Common questions from the practice

"Do I now have to become a technology expert myself?" No. You have to deliver the right information and know what matters. The technical building-in of structured data is handled by your web agency, the profile fine-tuning often by a trained staff member on the team. Your task is that the content stays medically correct and current.

"What if competitors do the same?" Then details decide: genuine reviews, complete service descriptions and fast accessibility. This is exactly where diligence pays off. Whoever consistently maintains the basics wins in their own catchment area, not the one with the biggest budget but the one with the cleanest signals.

Common questions

Is AI visibility even relevant for a practice with statutory approval and a full waiting room?

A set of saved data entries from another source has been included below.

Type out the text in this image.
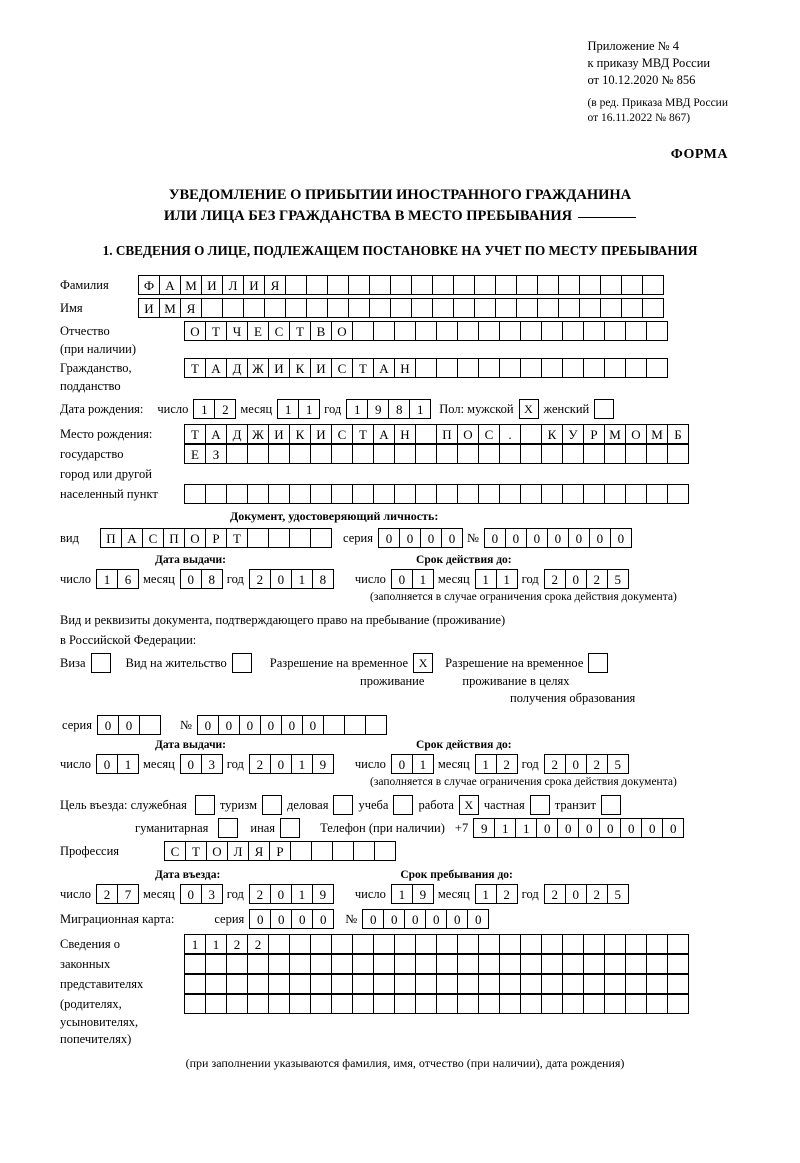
Приложение № 4
к приказу МВД России
от 10.12.2020 № 856
(в ред. Приказа МВД России
от 16.11.2022 № 867)
ФОРМА
УВЕДОМЛЕНИЕ О ПРИБЫТИИ ИНОСТРАННОГО ГРАЖДАНИНА
ИЛИ ЛИЦА БЕЗ ГРАЖДАНСТВА В МЕСТО ПРЕБЫВАНИЯ
1. СВЕДЕНИЯ О ЛИЦЕ, ПОДЛЕЖАЩЕМ ПОСТАНОВКЕ НА УЧЕТ ПО МЕСТУ ПРЕБЫВАНИЯ
Фамилия	Ф А М И Л И Я
Имя	И М Я
Отчество	О Т Ч Е С Т В О
(при наличии)
Гражданство,	Т А Д Ж И К И С Т А Н
подданство
Дата рождения: число 1	2 месяц 1	1 год 1	9	8	1	Пол: мужской X женский
Место рождения:	Т А Д Ж И К И С Т А Н	П О С	.	К У Р М О М Б
государство	Е	З
город или другой
населенный пункт
Документ, удостоверяющий личность:
вид	П А С П О Р	Т	серия 0	0	0	0 № 0	0	0	0	0	0	0
Дата выдачи:	Срок действия до:
число 1	6 месяц 0	8 год 2	0	1	8	число 0	1 месяц 1	1 год 2	0	2	5
(заполняется в случае ограничения срока действия документа)
Вид и реквизиты документа, подтверждающего право на пребывание (проживание)
в Российской Федерации:
Виза	Вид на жительство	Разрешение на временное X	Разрешение на временное
проживание	проживание в целях
получения образования
серия 0	0	№ 0	0	0	0	0	0
Дата выдачи:	Срок действия до:
число 0	1 месяц 0	3 год 2	0	1	9	число 0	1 месяц 1	2 год 2	0	2	5
(заполняется в случае ограничения срока действия документа)
Цель въезда: служебная	туризм деловая учеба работа X частная транзит
гуманитарная	иная	Телефон (при наличии) +7 9	1	1	0	0	0	0	0	0	0
Профессия	С Т О Л Я	Р
Дата въезда:	Срок пребывания до:
число 2	7 месяц 0	3 год 2	0	1	9	число 1	9 месяц 1	2 год 2	0	2	5
Миграционная карта:	серия 0	0	0	0	№ 0	0	0	0	0	0
Сведения о	1	1	2	2
законных
представителях
(родителях,
усыновителях,
попечителях)
(при заполнении указываются фамилия, имя, отчество (при наличии), дата рождения)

Yes, but with a different goal. Even a fully booked practice benefits from being correctly represented in AI answers, to attract the right patients and avoid misdirected inquiries. If the AI clearly communicates that you are currently not taking new patients or which focuses you concentrate on, that relieves your reception. And the workload can change, whoever only then starts with visibility loses months.

Does actively soliciting reviews violate the medical code of professional conduct?

Politely asking for an honest review is generally permissible, bought reviews or ones generated with incentives are not. You may factually point patients to the possibility, for example via a notice or link, but neither offer rewards nor selectively single out only satisfied patients. Additionally, strictly observe the GDPR and never name treatment details in your responses to reviews. When in doubt, a brief consultation with your medical association is worthwhile.

How quickly will I see results if I optimize my profile and my website?

Changes to the Google Business Profile often take effect within days to a few weeks, because this data is updated frequently. AI models, by contrast, take longer, as they do not adjust their knowledge in real time and rest on broader data holdings. A noticeable effect over several weeks to months is realistic. Continuity is decisive: consistent, maintained and contradiction-free information across all sources works far more strongly than a one-off action.